As the uncertainty around in-person learning continues to grow amid rising cases of the Omicron variant, an increasing number of parents are turning to tutors for academic support.
Susan Cumberland, the founder of School is Easy Tutoring, said 2021 was her busiest year in 20 years of business, with a number of parents calling because they were worried about their kids falling behind.
“There was a 48 per cent increase in the number of tutoring hours in 2021 compared to 2020,” Cumberland told CBC News. “COVID has had a big influence on that. I’m certain of that because the students have definitely fallen behind.”
She said when the pandemic first hit in March 2020 more than half of her tutors and students cancelled their sessions and dropped out, but the demand for tutors picked up again the summer of that year.
“We ended up with an unprecedented summer. It was crazy. So many people were concerned about the loss of March-until-June and so they wanted their kids to catch up,” Cumberland said.
By the fall of 2020, she said, parents continued to register their children for tutoring as many of them were still unsure when students would return to in-person learning and how successful the hybrid model would be.
Melanie Bannister, the centre director at Sylvan Learning Centre in White Rock, said she also started seeing an increase in students signing up for tutoring in September.
“I saw at the centre a lot of kids in grades one, two and three,” Bannister said. “They seem to really miss out on a lot of some of that foundation for learning to read.”
Bannister said she also noticed a number of high school students needing extra support in math.
“Having big gaps of not doing math actively had a really big impact, and of course, then the foundation is much weaker for moving forward with math,” she said.
On Monday, students K-12 in B.C. returned to classes with the plan that if too many school staff call in sick due to COVID-19, students will have to go back to online learning.

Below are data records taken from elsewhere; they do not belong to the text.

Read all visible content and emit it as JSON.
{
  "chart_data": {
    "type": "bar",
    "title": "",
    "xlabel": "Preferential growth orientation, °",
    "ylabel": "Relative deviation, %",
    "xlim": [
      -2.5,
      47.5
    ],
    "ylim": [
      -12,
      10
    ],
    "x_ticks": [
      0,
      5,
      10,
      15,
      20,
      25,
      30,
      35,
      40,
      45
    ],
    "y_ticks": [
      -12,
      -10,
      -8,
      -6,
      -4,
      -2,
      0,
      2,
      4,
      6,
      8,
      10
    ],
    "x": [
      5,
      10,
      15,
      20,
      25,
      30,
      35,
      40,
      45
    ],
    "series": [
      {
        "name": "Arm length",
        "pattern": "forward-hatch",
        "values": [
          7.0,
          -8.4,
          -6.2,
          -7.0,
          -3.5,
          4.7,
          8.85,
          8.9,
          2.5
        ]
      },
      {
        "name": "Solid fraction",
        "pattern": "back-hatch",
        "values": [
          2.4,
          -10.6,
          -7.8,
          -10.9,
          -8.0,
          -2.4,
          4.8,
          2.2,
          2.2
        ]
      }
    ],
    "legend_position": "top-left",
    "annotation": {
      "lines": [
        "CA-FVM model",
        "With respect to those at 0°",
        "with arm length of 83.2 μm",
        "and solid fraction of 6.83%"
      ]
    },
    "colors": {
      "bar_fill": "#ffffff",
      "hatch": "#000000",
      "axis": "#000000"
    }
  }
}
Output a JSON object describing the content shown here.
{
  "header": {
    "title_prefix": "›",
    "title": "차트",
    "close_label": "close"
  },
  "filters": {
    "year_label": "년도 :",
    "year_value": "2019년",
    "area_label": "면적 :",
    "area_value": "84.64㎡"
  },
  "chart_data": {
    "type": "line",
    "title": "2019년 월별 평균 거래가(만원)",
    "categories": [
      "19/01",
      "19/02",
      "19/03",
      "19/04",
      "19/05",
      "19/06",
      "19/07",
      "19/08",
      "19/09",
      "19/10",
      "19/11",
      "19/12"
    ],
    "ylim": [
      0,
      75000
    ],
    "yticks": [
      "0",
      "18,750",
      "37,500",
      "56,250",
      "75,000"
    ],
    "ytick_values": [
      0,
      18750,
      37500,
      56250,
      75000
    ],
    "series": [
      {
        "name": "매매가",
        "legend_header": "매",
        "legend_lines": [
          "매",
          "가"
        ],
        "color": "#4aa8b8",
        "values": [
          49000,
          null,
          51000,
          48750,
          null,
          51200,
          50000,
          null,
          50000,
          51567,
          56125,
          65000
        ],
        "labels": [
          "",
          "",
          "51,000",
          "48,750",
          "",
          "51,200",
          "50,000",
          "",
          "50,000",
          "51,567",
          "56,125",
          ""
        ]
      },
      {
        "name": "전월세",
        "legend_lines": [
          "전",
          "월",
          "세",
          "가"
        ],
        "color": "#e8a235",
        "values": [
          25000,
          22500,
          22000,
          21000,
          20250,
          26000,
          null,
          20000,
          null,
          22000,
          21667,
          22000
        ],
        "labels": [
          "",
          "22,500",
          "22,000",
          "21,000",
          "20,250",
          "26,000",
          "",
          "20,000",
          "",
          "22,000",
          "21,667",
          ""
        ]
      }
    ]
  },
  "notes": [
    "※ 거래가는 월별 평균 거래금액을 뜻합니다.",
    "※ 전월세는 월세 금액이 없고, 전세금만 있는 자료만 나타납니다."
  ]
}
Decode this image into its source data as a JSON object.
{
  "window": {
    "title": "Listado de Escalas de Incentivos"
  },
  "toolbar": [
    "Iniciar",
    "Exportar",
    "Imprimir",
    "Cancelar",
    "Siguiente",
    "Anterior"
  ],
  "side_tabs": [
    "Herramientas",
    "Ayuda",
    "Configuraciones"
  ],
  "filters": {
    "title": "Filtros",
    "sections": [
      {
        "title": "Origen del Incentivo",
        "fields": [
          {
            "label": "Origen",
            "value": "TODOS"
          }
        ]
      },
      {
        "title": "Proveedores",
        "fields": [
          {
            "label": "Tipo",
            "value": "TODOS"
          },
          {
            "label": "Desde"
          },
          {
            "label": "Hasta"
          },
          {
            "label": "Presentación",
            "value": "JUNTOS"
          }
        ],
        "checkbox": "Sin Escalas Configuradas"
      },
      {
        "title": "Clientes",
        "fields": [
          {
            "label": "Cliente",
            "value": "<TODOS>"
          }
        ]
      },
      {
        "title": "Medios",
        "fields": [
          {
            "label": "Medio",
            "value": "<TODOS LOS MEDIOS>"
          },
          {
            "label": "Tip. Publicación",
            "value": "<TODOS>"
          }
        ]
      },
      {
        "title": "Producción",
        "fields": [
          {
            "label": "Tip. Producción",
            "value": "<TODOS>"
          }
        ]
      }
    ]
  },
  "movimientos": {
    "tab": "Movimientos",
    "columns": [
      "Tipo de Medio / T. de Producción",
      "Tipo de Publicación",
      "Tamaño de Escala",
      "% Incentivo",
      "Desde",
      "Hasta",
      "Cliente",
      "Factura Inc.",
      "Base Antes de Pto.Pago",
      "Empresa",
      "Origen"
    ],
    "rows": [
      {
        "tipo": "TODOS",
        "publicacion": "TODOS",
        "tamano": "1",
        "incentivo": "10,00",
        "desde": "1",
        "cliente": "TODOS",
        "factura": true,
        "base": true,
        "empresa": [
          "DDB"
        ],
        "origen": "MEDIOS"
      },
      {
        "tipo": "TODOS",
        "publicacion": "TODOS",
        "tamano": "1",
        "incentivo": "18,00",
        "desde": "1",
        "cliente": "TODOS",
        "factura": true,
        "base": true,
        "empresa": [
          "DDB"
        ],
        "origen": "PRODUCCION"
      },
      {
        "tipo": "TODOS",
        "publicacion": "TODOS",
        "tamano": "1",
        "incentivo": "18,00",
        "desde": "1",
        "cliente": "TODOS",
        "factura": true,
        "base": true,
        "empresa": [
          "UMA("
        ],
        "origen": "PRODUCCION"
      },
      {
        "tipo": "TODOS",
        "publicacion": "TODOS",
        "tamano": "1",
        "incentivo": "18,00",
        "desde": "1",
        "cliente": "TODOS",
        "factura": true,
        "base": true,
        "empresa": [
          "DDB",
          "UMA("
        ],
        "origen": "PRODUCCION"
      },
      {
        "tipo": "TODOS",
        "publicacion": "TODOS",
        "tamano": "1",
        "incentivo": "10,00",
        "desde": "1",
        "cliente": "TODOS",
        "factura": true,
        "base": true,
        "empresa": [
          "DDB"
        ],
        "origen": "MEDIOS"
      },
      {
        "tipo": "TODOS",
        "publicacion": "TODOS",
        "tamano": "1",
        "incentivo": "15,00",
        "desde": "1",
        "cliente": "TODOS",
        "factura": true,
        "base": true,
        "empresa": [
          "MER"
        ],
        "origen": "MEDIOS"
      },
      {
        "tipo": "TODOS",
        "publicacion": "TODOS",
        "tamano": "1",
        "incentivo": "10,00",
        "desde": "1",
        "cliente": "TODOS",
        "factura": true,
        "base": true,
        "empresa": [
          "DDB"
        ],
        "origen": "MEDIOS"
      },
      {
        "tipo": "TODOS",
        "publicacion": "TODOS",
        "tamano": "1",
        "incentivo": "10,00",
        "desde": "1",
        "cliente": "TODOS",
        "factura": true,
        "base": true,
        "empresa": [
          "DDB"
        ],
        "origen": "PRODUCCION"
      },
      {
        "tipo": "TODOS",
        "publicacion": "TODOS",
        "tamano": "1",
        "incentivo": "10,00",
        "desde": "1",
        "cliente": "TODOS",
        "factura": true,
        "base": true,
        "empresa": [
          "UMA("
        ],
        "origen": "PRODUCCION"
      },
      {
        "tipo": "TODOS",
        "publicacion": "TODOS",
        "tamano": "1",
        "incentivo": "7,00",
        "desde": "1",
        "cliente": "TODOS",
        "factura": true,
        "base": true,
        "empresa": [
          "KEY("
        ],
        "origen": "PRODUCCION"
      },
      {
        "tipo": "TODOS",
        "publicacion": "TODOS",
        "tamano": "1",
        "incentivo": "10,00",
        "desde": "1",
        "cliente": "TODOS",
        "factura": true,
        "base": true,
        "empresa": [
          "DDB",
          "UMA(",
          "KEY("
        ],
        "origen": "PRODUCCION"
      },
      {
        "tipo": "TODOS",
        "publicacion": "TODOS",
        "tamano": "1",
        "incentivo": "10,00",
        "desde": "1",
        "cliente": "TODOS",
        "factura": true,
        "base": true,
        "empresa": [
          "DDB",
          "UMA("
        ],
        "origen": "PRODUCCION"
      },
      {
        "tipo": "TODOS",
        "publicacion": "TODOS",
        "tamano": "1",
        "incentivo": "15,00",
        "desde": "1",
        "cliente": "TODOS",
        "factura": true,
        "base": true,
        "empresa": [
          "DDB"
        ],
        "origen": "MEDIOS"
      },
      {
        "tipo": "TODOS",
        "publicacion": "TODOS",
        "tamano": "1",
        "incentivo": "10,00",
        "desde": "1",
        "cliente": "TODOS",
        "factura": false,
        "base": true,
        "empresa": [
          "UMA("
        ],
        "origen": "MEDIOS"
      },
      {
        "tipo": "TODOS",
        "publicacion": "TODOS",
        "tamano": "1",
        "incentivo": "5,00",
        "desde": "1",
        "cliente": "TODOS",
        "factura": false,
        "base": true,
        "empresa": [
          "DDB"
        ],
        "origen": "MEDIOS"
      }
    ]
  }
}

Worried about university applications
Both Cumberland and Bannister said they’ve also noticed an increase in high school students seeking tutors during the pandemic as many of them were concerned about their marks and their university applications.

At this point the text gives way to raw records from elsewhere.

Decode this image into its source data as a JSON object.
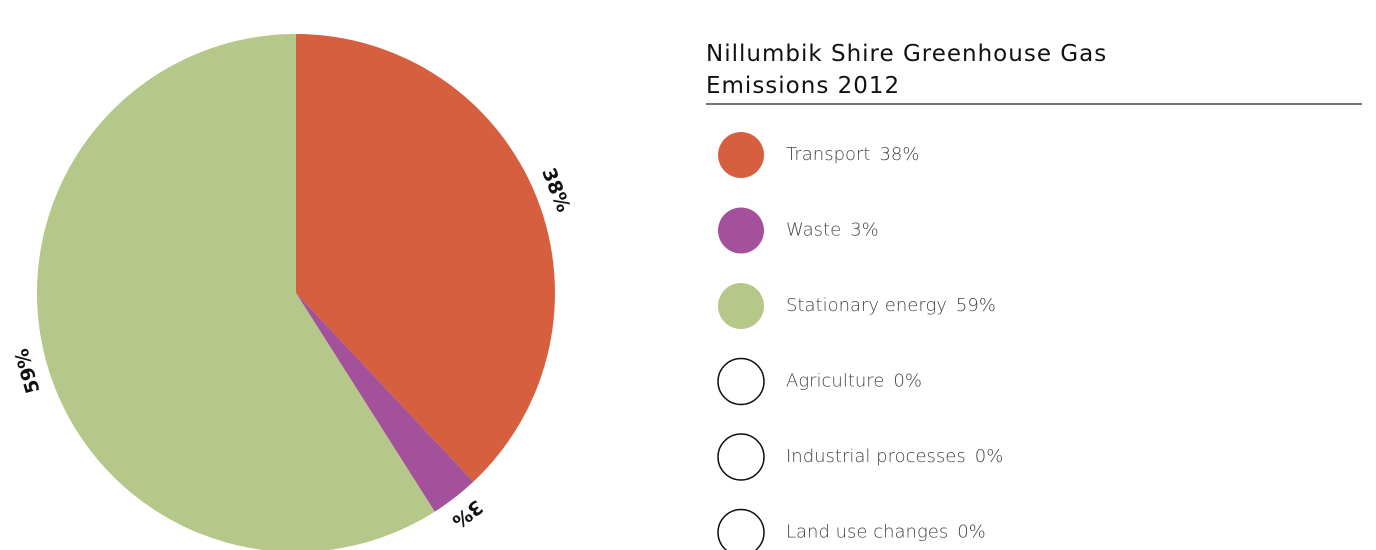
{
  "chart_data": {
    "type": "pie",
    "title": "Nillumbik Shire Greenhouse Gas Emissions 2012",
    "categories": [
      "Transport",
      "Waste",
      "Stationary energy",
      "Agriculture",
      "Industrial processes",
      "Land use changes"
    ],
    "values": [
      38,
      3,
      59,
      0,
      0,
      0
    ],
    "value_labels": [
      "38%",
      "3%",
      "59%",
      "0%",
      "0%",
      "0%"
    ],
    "colors": [
      "#d55f3f",
      "#a2519a",
      "#b5c789",
      "#ffffff",
      "#ffffff",
      "#ffffff"
    ]
  }
}
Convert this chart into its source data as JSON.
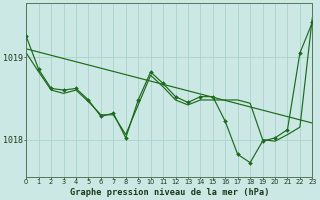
{
  "title": "Graphe pression niveau de la mer (hPa)",
  "background_color": "#cce8e4",
  "grid_color": "#aad4cc",
  "line_color": "#1a6b1a",
  "x_ticks": [
    0,
    1,
    2,
    3,
    4,
    5,
    6,
    7,
    8,
    9,
    10,
    11,
    12,
    13,
    14,
    15,
    16,
    17,
    18,
    19,
    20,
    21,
    22,
    23
  ],
  "y_ticks": [
    1018,
    1019
  ],
  "ylim": [
    1017.55,
    1019.65
  ],
  "xlim": [
    0,
    23
  ],
  "trend_x": [
    0,
    23
  ],
  "trend_y": [
    1019.1,
    1018.2
  ],
  "jagged_x": [
    0,
    1,
    2,
    3,
    4,
    5,
    6,
    7,
    8,
    9,
    10,
    11,
    12,
    13,
    14,
    15,
    16,
    17,
    18,
    19,
    20,
    21,
    22,
    23
  ],
  "jagged_y": [
    1019.25,
    1018.85,
    1018.62,
    1018.6,
    1018.62,
    1018.48,
    1018.28,
    1018.32,
    1018.02,
    1018.48,
    1018.82,
    1018.68,
    1018.52,
    1018.45,
    1018.52,
    1018.52,
    1018.22,
    1017.82,
    1017.72,
    1017.98,
    1018.02,
    1018.12,
    1019.05,
    1019.42
  ],
  "smooth_x": [
    0,
    1,
    2,
    3,
    4,
    5,
    6,
    7,
    8,
    9,
    10,
    11,
    12,
    13,
    14,
    15,
    16,
    17,
    18,
    19,
    20,
    21,
    22,
    23
  ],
  "smooth_y": [
    1019.05,
    1018.82,
    1018.6,
    1018.56,
    1018.6,
    1018.46,
    1018.3,
    1018.3,
    1018.06,
    1018.42,
    1018.78,
    1018.64,
    1018.48,
    1018.42,
    1018.48,
    1018.48,
    1018.48,
    1018.48,
    1018.44,
    1018.0,
    1017.98,
    1018.06,
    1018.15,
    1019.48
  ]
}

“What I saw is that some kids had great goals to go to university, but they just checked out and they weren’t getting it online,” Cumberland said.

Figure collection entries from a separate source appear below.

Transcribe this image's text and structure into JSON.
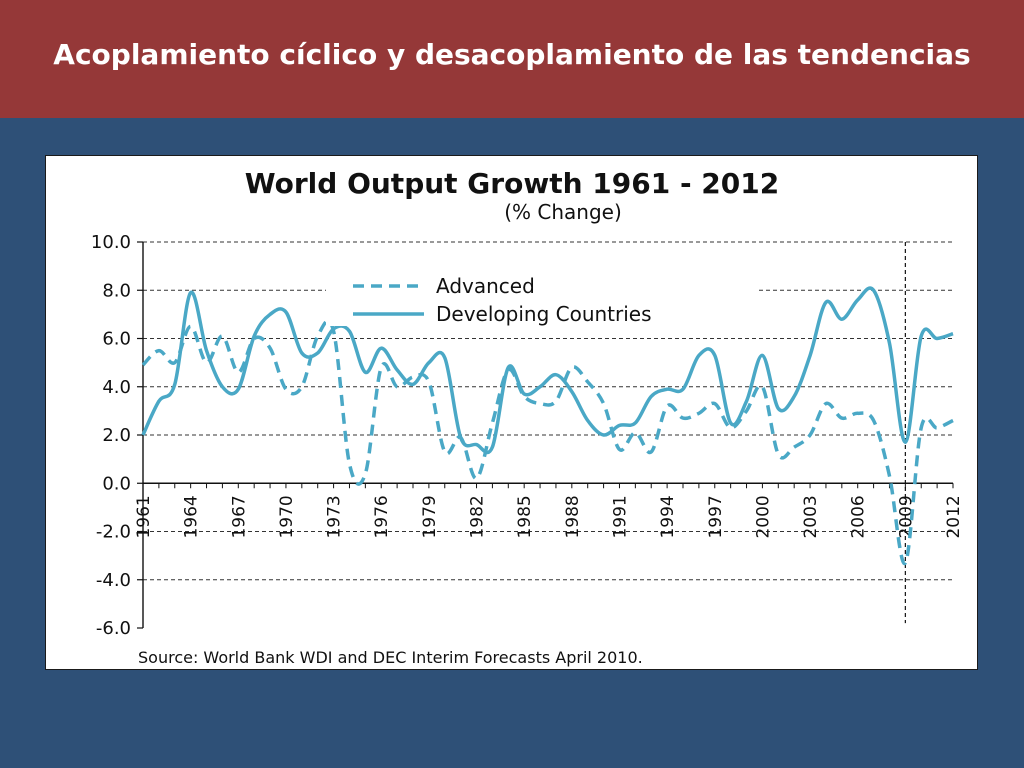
{
  "slide": {
    "title": "Acoplamiento cíclico y desacoplamiento de las tendencias",
    "colors": {
      "header": "#953838",
      "background": "#2e5077",
      "series": "#4aa8c6"
    }
  },
  "chart_data": {
    "type": "line",
    "title": "World Output Growth 1961 - 2012",
    "subtitle": "(% Change)",
    "source": "Source: World Bank WDI and DEC Interim Forecasts April 2010.",
    "xlim": [
      1961,
      2012
    ],
    "ylim": [
      -6,
      10
    ],
    "x_ticks": [
      "1961",
      "1964",
      "1967",
      "1970",
      "1973",
      "1976",
      "1979",
      "1982",
      "1985",
      "1988",
      "1991",
      "1994",
      "1997",
      "2000",
      "2003",
      "2006",
      "2009",
      "2012"
    ],
    "y_ticks": [
      "10.0",
      "8.0",
      "6.0",
      "4.0",
      "2.0",
      "0.0",
      "-2.0",
      "-4.0",
      "-6.0"
    ],
    "grid": "horizontal dashed",
    "vertical_marker_year": 2009,
    "legend": "top-center",
    "x": [
      1961,
      1962,
      1963,
      1964,
      1965,
      1966,
      1967,
      1968,
      1969,
      1970,
      1971,
      1972,
      1973,
      1974,
      1975,
      1976,
      1977,
      1978,
      1979,
      1980,
      1981,
      1982,
      1983,
      1984,
      1985,
      1986,
      1987,
      1988,
      1989,
      1990,
      1991,
      1992,
      1993,
      1994,
      1995,
      1996,
      1997,
      1998,
      1999,
      2000,
      2001,
      2002,
      2003,
      2004,
      2005,
      2006,
      2007,
      2008,
      2009,
      2010,
      2011,
      2012
    ],
    "series": [
      {
        "name": "Advanced",
        "style": "dashed",
        "values": [
          4.9,
          5.5,
          5.0,
          6.5,
          5.0,
          6.1,
          4.6,
          6.0,
          5.6,
          3.9,
          4.0,
          6.1,
          6.3,
          0.8,
          0.4,
          4.8,
          4.0,
          4.4,
          4.2,
          1.3,
          1.9,
          0.2,
          2.5,
          4.7,
          3.6,
          3.3,
          3.4,
          4.8,
          4.2,
          3.3,
          1.4,
          2.1,
          1.3,
          3.2,
          2.7,
          2.9,
          3.3,
          2.3,
          3.0,
          4.0,
          1.2,
          1.5,
          2.0,
          3.3,
          2.7,
          2.9,
          2.6,
          0.3,
          -3.3,
          2.3,
          2.3,
          2.6
        ]
      },
      {
        "name": "Developing Countries",
        "style": "solid",
        "values": [
          2.0,
          3.4,
          4.1,
          7.9,
          5.5,
          4.0,
          3.9,
          6.1,
          7.0,
          7.1,
          5.4,
          5.4,
          6.4,
          6.3,
          4.6,
          5.6,
          4.7,
          4.1,
          5.0,
          5.2,
          1.9,
          1.6,
          1.5,
          4.8,
          3.7,
          4.0,
          4.5,
          3.8,
          2.6,
          2.0,
          2.4,
          2.5,
          3.6,
          3.9,
          3.9,
          5.3,
          5.3,
          2.5,
          3.4,
          5.3,
          3.1,
          3.6,
          5.3,
          7.5,
          6.8,
          7.6,
          8.0,
          5.8,
          1.7,
          6.1,
          6.0,
          6.2
        ]
      }
    ]
  }
}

She said high school students, especially in grades 11 and 12, have already missed a week of learning this year as students didn’t return to school until Jan. 10.
“I think next week, we’re going to have a deluge of calls coming in … because kids who are in high school are about to finish off a semester and they’ve lost a whole week in those subjects like chemistry and physics. That’s pretty tough,” Cumberland said.
Suzanne Sachinidas said she decided to sign her 17-year-old son up for one hour tutoring sessions when she noticed he was struggling with pre-calculus.
“He wanted to make sure he was going in with a strong mark, knowing that he would be applying for university this year now,” Sachinidas said, “and we couldn’t help him with this level of math.”
She said on top of the one hour weekly sessions, they also use a 24-hour help line where students can ask questions online and one of the centre’s tutors will answer.
“I think knowing that … you can have a tutor and have the support of somebody else who makes sure that you’re being accountable of your marks … we appreciate that resource,” Sachinidas said
Nancy Marie Pecchia said having a tutor for her 11 year old son has been beneficial as he has been learning from home since schools were shut down at the beginning of the pandemic.
“We started in September 2020 because there wasn’t an online option and I was worried about COVID,” Pecchia said.
She said with increasing daily COVID-19 case counts and another delay to the school year, she decided to continue to use tutoring services in addition to home-schooling.
“We have him in social studies. I pick up some school work for him at school for science, and then he has a tutor for Math and English as well,” she said.
Pecchia said she plans to continue to use tutoring to supplement her son’s learning and will consider sending him back to school in September 2022.